Magnificent readers have done their bit to help a girl of 11 perform a miracle by speaking for the first time in her life.
We launched an appeal in our sister paper, The Spalding Guardian, to help Dakota Read’s mum, Paula Wheeldon, buy an eye gaze machine costing £5,600.
Dakota is so desperate to talk at the moment. My biggest fear was that she was going to lose interest and then give up on wanting to speak. It was just a complete miracle that you guys have done this so we can get her own machine.Mum Paula Wheeldon
The machine will translate Dakota’s gaze into the spoken word and can be set up to give Dakota a unique synthetic voice, likely to be based on that of her mum and big sister Lachan. When we launched the appeal on March 31, Paula told us: “I just look forward to the day when I hear Dakota’s first words.”
Paula had already been promised £1,800 before we launched our appeal.
Readers dug deep and then Holbeach-based Chosen Charity shop weighed in with a whopping £3,000 cheque to complete the appeal in one go.
The charity’s joint manager, Iris Boland, read Dakota’s moving story and all of the volunteers voted for the big donation going to Dakota.

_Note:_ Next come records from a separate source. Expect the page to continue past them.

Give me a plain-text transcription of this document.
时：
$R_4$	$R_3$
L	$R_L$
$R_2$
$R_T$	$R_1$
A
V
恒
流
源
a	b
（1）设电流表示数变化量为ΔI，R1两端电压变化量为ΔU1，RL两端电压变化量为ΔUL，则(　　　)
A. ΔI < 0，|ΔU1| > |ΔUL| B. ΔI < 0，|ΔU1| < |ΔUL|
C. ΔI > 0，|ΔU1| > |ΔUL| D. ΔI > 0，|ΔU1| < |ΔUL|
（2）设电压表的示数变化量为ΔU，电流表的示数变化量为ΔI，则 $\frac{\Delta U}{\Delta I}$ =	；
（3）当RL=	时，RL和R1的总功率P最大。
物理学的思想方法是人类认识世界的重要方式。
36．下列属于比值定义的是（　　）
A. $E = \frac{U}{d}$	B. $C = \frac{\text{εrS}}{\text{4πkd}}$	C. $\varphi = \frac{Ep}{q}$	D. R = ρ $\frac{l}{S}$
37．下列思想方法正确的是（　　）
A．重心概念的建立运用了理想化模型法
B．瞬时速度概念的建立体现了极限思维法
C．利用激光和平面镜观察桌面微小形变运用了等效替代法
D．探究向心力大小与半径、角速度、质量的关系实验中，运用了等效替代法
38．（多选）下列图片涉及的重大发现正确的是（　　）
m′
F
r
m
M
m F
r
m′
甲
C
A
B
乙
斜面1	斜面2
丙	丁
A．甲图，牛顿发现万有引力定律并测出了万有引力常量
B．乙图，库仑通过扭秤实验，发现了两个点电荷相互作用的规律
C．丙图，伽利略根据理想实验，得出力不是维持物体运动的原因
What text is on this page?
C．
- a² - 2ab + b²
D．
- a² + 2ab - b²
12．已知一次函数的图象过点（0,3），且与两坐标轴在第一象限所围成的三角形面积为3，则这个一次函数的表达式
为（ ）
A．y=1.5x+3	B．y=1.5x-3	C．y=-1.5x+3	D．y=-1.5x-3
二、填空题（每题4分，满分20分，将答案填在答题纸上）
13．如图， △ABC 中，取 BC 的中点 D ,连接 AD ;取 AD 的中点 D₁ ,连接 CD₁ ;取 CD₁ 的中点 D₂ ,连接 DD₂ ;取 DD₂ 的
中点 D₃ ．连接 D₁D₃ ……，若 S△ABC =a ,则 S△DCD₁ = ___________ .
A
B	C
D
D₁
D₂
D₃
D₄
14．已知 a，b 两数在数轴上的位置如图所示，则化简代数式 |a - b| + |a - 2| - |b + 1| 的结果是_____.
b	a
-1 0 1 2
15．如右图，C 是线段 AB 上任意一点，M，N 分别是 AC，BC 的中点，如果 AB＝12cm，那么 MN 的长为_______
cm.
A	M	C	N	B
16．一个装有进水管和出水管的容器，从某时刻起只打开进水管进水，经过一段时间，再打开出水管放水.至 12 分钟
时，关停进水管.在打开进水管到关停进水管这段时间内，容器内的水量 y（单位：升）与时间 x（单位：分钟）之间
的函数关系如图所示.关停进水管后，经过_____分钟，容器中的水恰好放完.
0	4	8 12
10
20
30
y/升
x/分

Iris broke the news on Paula’s 47th birthday and it put Dakota’s mum on cloud nine.
Paula told us: “It’s absolutely fantastic. I don’t think it’s sunk in yet. It’s my birthday today and I’ll certainly remember this birthday for a long time to come.
“Dakota is so desperate to talk at the moment. My biggest fear was that she was going to lose interest and then give up on wanting to speak.
“It was just a complete miracle that you guys have done this so we can get her own machine.
“It’s a great thing that people have done and I want to thank everyone who donated.”
Dakota has quadriplegic dystonic cerebral palsy and, throughout the little girl’s life, Paula has longed for the day when she truly knows what Dakota is thinking and no longer has to rely on her “talking with her eyes”.
Paula will place an order for the machine tomorrow, just two days before Dakota’s 12th birthday.
It will take about 28 days for the machine to arrive and then Dakota can practice until she is accomplished enough to speak – and to send emails.
Some of the people who have made the family’s dreams come true met Dakota and Paula to celebrate.
They included representatives from Chosen Charity and Spalding Lions, who donated £1,000 of the original £1,800 pledged personally to Paula.
Chosen Charity has raised many thousands of pounds for good causes chosen by its volunteers.
“We do it on a democratic vote,” said Iris. “We are a local, Holbeach charity. We have 16 dedicated volunteers and they all give their time for free. We have wonderful support from the people of Holbeach bringing in their donations and purchasing from our shop in Fleet Street.”
Sally Sneath said Spalding Lions were glad to help because Dakota has been locked inside herself and the eye gaze machine will free her.
“I think this will make a huge difference to Dakota,” said Sally.
“She is a lovely little girl and she knows exactly what you are saying to her. I just think it’s fantastic that she will be able to express her thoughts and let everybody know what she wants.”
The Lincs Free Press Children’s Fund set the ball rolling with a £500 donation and the Rotary Club of South Holland gave £250.
Rotarian Peter Kite told us: “We wish you all success in this project.”
Individual donations from readers brought in some £370 and we are extremely grateful to them.
The balance that is left over from the Chosen Charity donation will go into the Lincs Free Press Children’s Fund, which exists to benefit children who are in genuine need throughout our circulation area.
On Friday a gentleman kindly donated a further £5 to the Lincs Free Press Children’s Fund, saying it could go to help other children now our appeal for Dakota is completed.
• One of our readers who has experience of eye gaze technology suggested the NHS might meet Dakota’s needs by prescribing a machine.
Mum Paula Wheeldon checked that out with NHS officials in Lincoln, but says she ruled it out after learning Dakota would have to demonstrate proficiency on any such machine before one could be prescribed.
Paula says Dakota uses an eye gaze machine at her special school in Lincoln, but her time on it is very restricted because it is shared by a number of pupils.
She believes only by having a similar machine at home will Dakota become “proficient” in its use and one day her practice will pay off when she is able to speak aloud for the very first time.